Heute bin ich selbiges, nur ein Jahr später. Im Flieger musste ich daran denken, denn seit dem ist einiges passiert. Ich hatte mich entschlossen den Weg als Profi-Triathletin einzuschlagen. Ich habe im April letzten Jahres meine Arbeitszeit von 40 auf 30 Stunden reduziert, um mich gezielter auf Wettkämpfe vorbereiten zu können.

 

Das Wettkampfjahr begann im Mai jedoch leider mit einem derben Rückschlag, als ich beim Ironman Lanzarote leider nicht das Ziel erreichte.

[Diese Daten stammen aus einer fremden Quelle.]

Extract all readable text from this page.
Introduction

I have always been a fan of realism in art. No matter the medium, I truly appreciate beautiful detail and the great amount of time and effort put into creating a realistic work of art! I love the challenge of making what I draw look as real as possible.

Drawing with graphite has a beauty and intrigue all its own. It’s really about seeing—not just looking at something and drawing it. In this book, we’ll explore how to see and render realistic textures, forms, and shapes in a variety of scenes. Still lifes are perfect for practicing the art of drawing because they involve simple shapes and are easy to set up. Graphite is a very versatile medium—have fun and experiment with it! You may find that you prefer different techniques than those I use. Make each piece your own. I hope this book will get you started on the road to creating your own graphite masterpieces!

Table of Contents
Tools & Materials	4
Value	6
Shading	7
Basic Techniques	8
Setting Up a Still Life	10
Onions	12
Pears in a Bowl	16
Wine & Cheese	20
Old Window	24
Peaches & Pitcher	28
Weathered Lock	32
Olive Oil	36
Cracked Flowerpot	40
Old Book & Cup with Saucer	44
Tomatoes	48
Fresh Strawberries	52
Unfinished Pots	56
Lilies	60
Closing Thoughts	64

Eine bittere Pille, die im Nachhinein betrachtet jedoch nicht nur negatives mit sich gebracht hat, denn es hat mich nur noch mehr, in dem was ich anstrebe ,bestärkt.

 

Mit noch mehr Biss und einem „jetzt erst recht-Gefühl“ ging es zu weiteren Wettkämpfen, dem Czechman, der größten Mitteldistanz im tschechischen Nachbarland, dem Ironman 70.3 Berlin, der Half Challenge Walchsee und zu guter letzt der Challenge Barcelona.

 

Besonders dort habe ich einen sehr guten Wettkampf abliefern können, der mir gezeigt hat, dass ich mitspielen kann und mich aus sportlicher Sicht weiterentwickelt habe, so dass ich die Entscheidung getroffen habe meine Arbeitszeit um weitere 10 Stunden zu reduzieren.

 

Ich weiß es sehr zu schätzen, dass mein Arbeitgeber das Verständnis für meine Passion aufbringt und es genauso spannend findet, wie ich bei meinem „Long way to go“ dabei zu sein.

 

In den letzten beiden Wochen war ich wieder als Radguide des „Competence Triathlon Trainingscamp“ auf Lanzarote unterwegs und konnte erste Kilometer in der Sonne genießen, ebenso wie das tolle Umfeld in der Gruppe. Das war spitze. Ende Februar geht erneut auf die kanarische Insel.

 

Die ersten Wettkämpfe sind nun ebenfalls definiert: am 26.4. werde ich bei der Half Challenge Fuerteventura einen Vorbereitungswettkampf absolvieren und am 29.6. werde ich mein erstes Jahreshighlight im Rahmen des Ironman Klagenfurt ins Visier nehmen. Ick freu mir.

 

Weiterhin freue ich mich sehr verkünden zu dürfen, dass ich neben meinen bisherigen Ausrüstern einen neuen gewinnen konnte: CEEPO, die mir mit dem Modell Katana an serh chices und äußerst schnelles neues Triathlonrad unter den Hintern setzen. Vielen Dank dafür!

 

Mit einem Lächeln Eure Annett 

Alles Liebe

06. Januar 2014

 

Ihr Lieben, ich wünsche Euch für 2014 all das Beste. Mögen all Eure Wünsche in Erfüllung gehen und Vorhaben in bestmöglich die Realität umgesetzt werden können.

 

Ich selbst freue mich wieder auf neue Abenteuer und bin gespannt was das Jahr 2014 so bringen mag.

 

Los geht es mit einem Trainingslager auf Lanzarote, dem Corpus Competence Camp.